Nelson and his criminal associate, John Paul Chase, were in Reno on the night that Roy Frisch disappeared, and many, including Frisch’s assistant cashier Joseph Fuetsch, were convinced that Nelson had abducted and killed Roy Frisch.

Fuetsch’s daughter, Joel Fuetsch Pehanick, said her father was convinced from day one that Frisch had been killed. Joseph Fuetsch became the government’s key witness after Frisch disappeared and was under protection of federal agents. (After two mistrials, Graham and McKay were convicted in 1938 and sent to federal prison.)

Pehanick wrote the novel, “Porch Light Burning,” which detailed the trials.

In 1935, John Paul Chase (arrested and facing a long prison sentence) told FBI agents that Nelson had killed Frisch and they dumped his body in a mine shaft east of Reno, but he later recanted that testimony.
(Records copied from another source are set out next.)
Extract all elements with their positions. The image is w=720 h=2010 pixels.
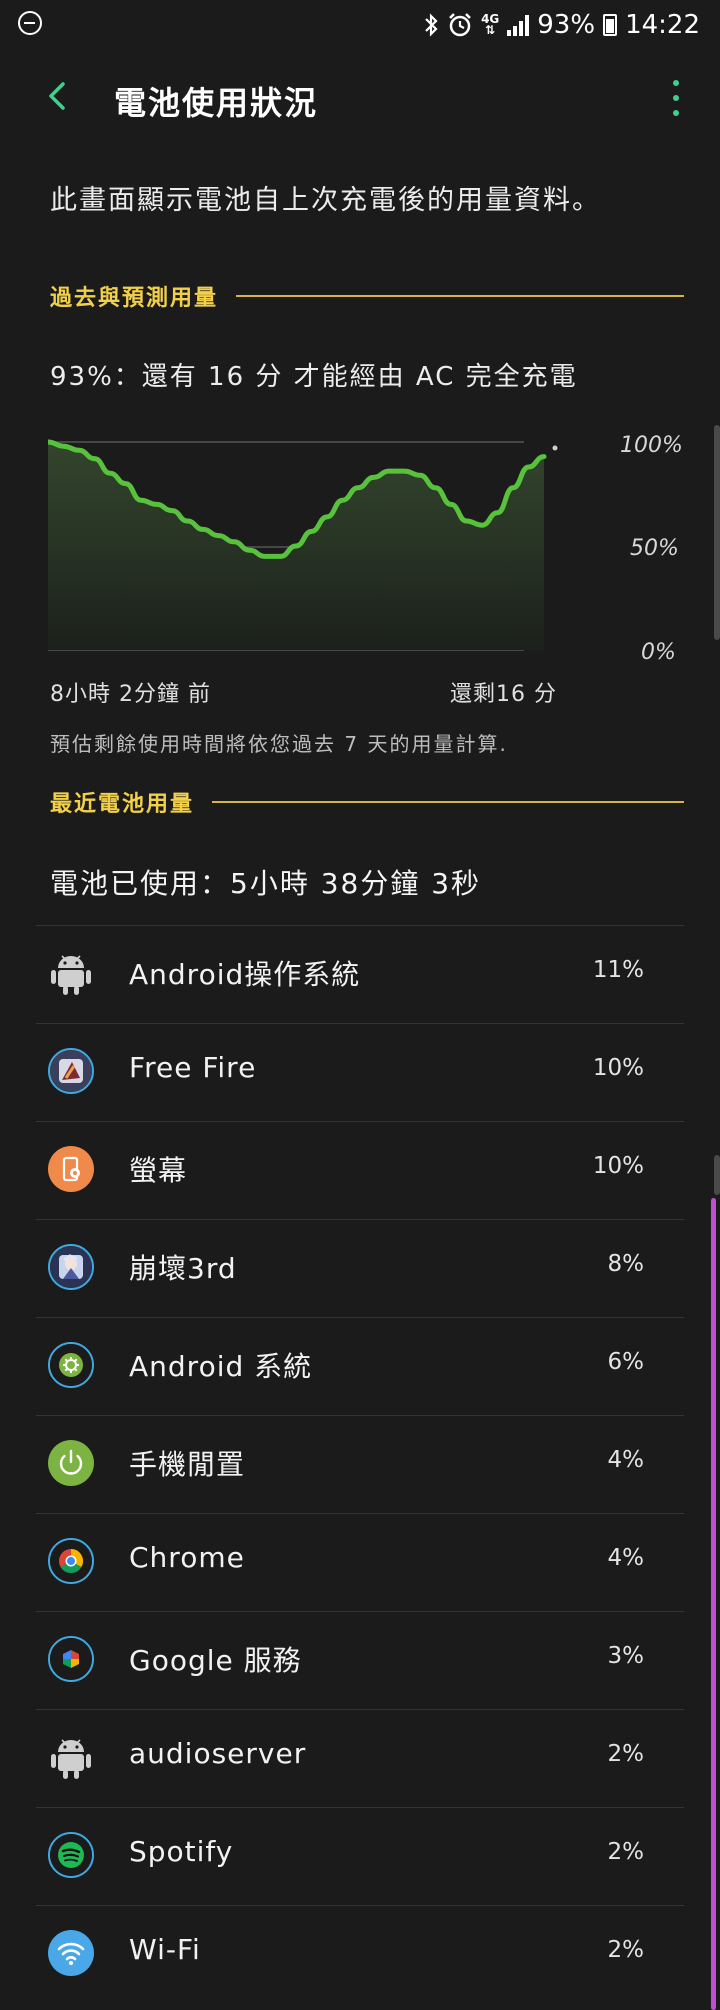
app-name: Chrome xyxy=(129,1541,245,1574)
app-row-free-fire[interactable]: Free Fire 10% xyxy=(36,1023,684,1121)
app-percent: 2% xyxy=(607,1839,645,1865)
description-text: 此畫面顯示電池自上次充電後的用量資料。 xyxy=(50,185,601,216)
back-button[interactable] xyxy=(34,72,84,122)
x-start-label: 8小時 2分鐘 前 xyxy=(50,682,211,707)
app-row-audioserver[interactable]: audioserver 2% xyxy=(36,1709,684,1807)
battery-charging-icon xyxy=(603,14,618,36)
battery-usage-screen: 4G ⇅ 93% 14:22 電池使用狀況 此畫面顯示電池自上次充電後的用量資料… xyxy=(0,0,720,2010)
history-section-title: 過去與預測用量 xyxy=(50,286,219,311)
chrome-icon xyxy=(48,1538,94,1584)
app-name: Free Fire xyxy=(129,1051,257,1084)
section-divider xyxy=(212,801,684,803)
app-row-chrome[interactable]: Chrome 4% xyxy=(36,1513,684,1611)
usage-section-header: 最近電池用量 xyxy=(50,784,684,820)
google-services-icon xyxy=(48,1636,94,1682)
app-name: 崩壞3rd xyxy=(129,1252,237,1285)
app-name: Android操作系統 xyxy=(129,958,361,991)
honkai-icon xyxy=(48,1244,94,1290)
bluetooth-icon xyxy=(425,13,438,37)
app-usage-list: Android操作系統 11% Free Fire 10% 螢幕 10% 崩壞3… xyxy=(36,925,684,2003)
app-percent: 10% xyxy=(592,1055,644,1081)
app-row-wifi[interactable]: Wi-Fi 2% xyxy=(36,1905,684,2003)
history-section-header: 過去與預測用量 xyxy=(50,278,684,314)
scrollbar-track-upper xyxy=(714,425,720,640)
do-not-disturb-icon xyxy=(18,11,42,35)
usage-section-title: 最近電池用量 xyxy=(50,792,195,817)
back-arrow-icon xyxy=(49,82,65,110)
y-label-50: 50% xyxy=(630,536,679,561)
battery-percent: 93% xyxy=(537,10,596,40)
android-icon xyxy=(48,950,94,996)
app-percent: 3% xyxy=(607,1643,645,1669)
network-type-icon: 4G ⇅ xyxy=(481,12,500,37)
status-icons: 4G ⇅ 93% 14:22 xyxy=(423,8,700,42)
spotify-icon xyxy=(48,1832,94,1878)
app-name: Google 服務 xyxy=(129,1644,302,1677)
prediction-dot xyxy=(552,445,558,451)
power-idle-icon xyxy=(48,1440,94,1486)
app-row-phone-idle[interactable]: 手機閒置 4% xyxy=(36,1415,684,1513)
x-end-label: 還剩16 分 xyxy=(450,682,557,707)
scrollbar-thumb[interactable] xyxy=(711,1198,716,2010)
section-divider xyxy=(236,295,684,297)
app-percent: 4% xyxy=(607,1545,645,1571)
scrollbar-track-lower xyxy=(714,1155,720,1195)
page-title: 電池使用狀況 xyxy=(114,84,319,122)
app-name: Android 系統 xyxy=(129,1350,313,1383)
app-name: audioserver xyxy=(129,1737,307,1770)
more-options-button[interactable] xyxy=(652,74,700,122)
app-name: 螢幕 xyxy=(129,1154,188,1187)
app-percent: 8% xyxy=(607,1251,645,1277)
signal-strength-icon xyxy=(507,14,530,36)
app-bar: 電池使用狀況 xyxy=(0,50,720,146)
app-row-android-system[interactable]: Android 系統 6% xyxy=(36,1317,684,1415)
clock-time: 14:22 xyxy=(625,10,700,40)
app-row-android-os[interactable]: Android操作系統 11% xyxy=(36,925,684,1023)
app-name: Spotify xyxy=(129,1835,234,1868)
app-row-google-services[interactable]: Google 服務 3% xyxy=(36,1611,684,1709)
android-icon xyxy=(48,1734,94,1780)
y-label-0: 0% xyxy=(641,640,676,665)
charge-status-text: 93%：還有 16 分 才能經由 AC 完全充電 xyxy=(50,362,578,392)
free-fire-icon xyxy=(48,1048,94,1094)
app-percent: 11% xyxy=(592,957,644,983)
wifi-icon xyxy=(48,1930,94,1976)
estimate-note: 預估剩餘使用時間將依您過去 7 天的用量計算. xyxy=(50,732,508,756)
status-bar: 4G ⇅ 93% 14:22 xyxy=(0,0,720,50)
app-row-screen[interactable]: 螢幕 10% xyxy=(36,1121,684,1219)
total-usage-text: 電池已使用：5小時 38分鐘 3秒 xyxy=(50,867,482,900)
screen-icon xyxy=(48,1146,94,1192)
alarm-clock-icon xyxy=(449,13,471,37)
more-vert-icon xyxy=(673,80,679,86)
app-percent: 10% xyxy=(592,1153,644,1179)
app-percent: 4% xyxy=(607,1447,645,1473)
app-percent: 2% xyxy=(607,1741,645,1767)
app-percent: 2% xyxy=(607,1937,645,1963)
app-percent: 6% xyxy=(607,1349,645,1375)
android-system-icon xyxy=(48,1342,94,1388)
app-row-spotify[interactable]: Spotify 2% xyxy=(36,1807,684,1905)
app-row-honkai[interactable]: 崩壞3rd 8% xyxy=(36,1219,684,1317)
y-label-100: 100% xyxy=(620,433,683,458)
battery-level-chart xyxy=(48,439,558,651)
app-name: 手機閒置 xyxy=(129,1448,246,1481)
app-name: Wi-Fi xyxy=(129,1933,201,1966)
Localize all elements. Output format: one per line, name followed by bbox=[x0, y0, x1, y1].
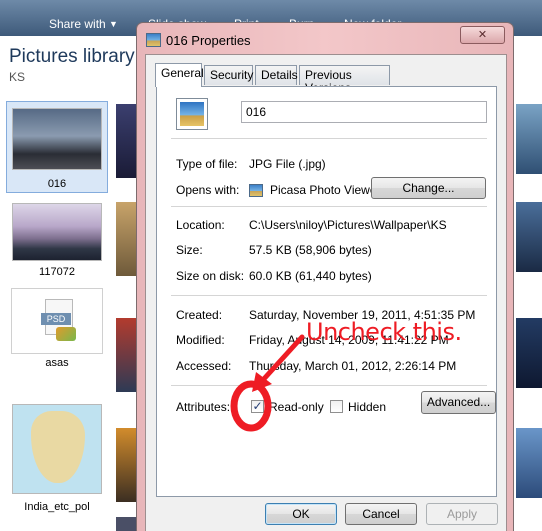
tab-general[interactable]: General bbox=[155, 63, 204, 87]
annotation-circle bbox=[230, 380, 272, 432]
annotation-overlay bbox=[230, 334, 305, 432]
In the days after Frisch disappeared, a reward of $2,000 was offered for information on his whereabouts. There was some speculation he had been bribed to skip town. Another theory was that he had suffered a bout of amnesia and couldn’t find his way home. Numerous abandoned mine shafts were searched to no avail. A human leg found near Tonopah sparked speculation, but was determined not to belong to Frisch.

Earl said there was speculation that he had been taken to Lake Tahoe, weighted down and dumped in the lake. Frisch was declared legally dead in 1943, which allowed his mother to collect insurance and benefits owed to her son.

In 1996, the Reno Police Department reopened the case. There was speculation, long rumored, that Frisch had been killed but wasn’t taken out of town at all. Instead, he’d been buried in the backyard of George Wingfield, whose house happened to be next door to the Frisch family.

Earl said he was approached by parties who would be willing to use ground-penetrating radar on the Wingfield lot, but the property owner declined to allow them to use it.

He hopes one day, the property will sell and whoever buys it will either dig a new foundation for a building or allow investigators to conduct their search with the ground penetrating radar.

“Until then, we just don’t know,” Earl said. “It’s a mystery.”

At least for now, Roy Frisch remains in oblivion.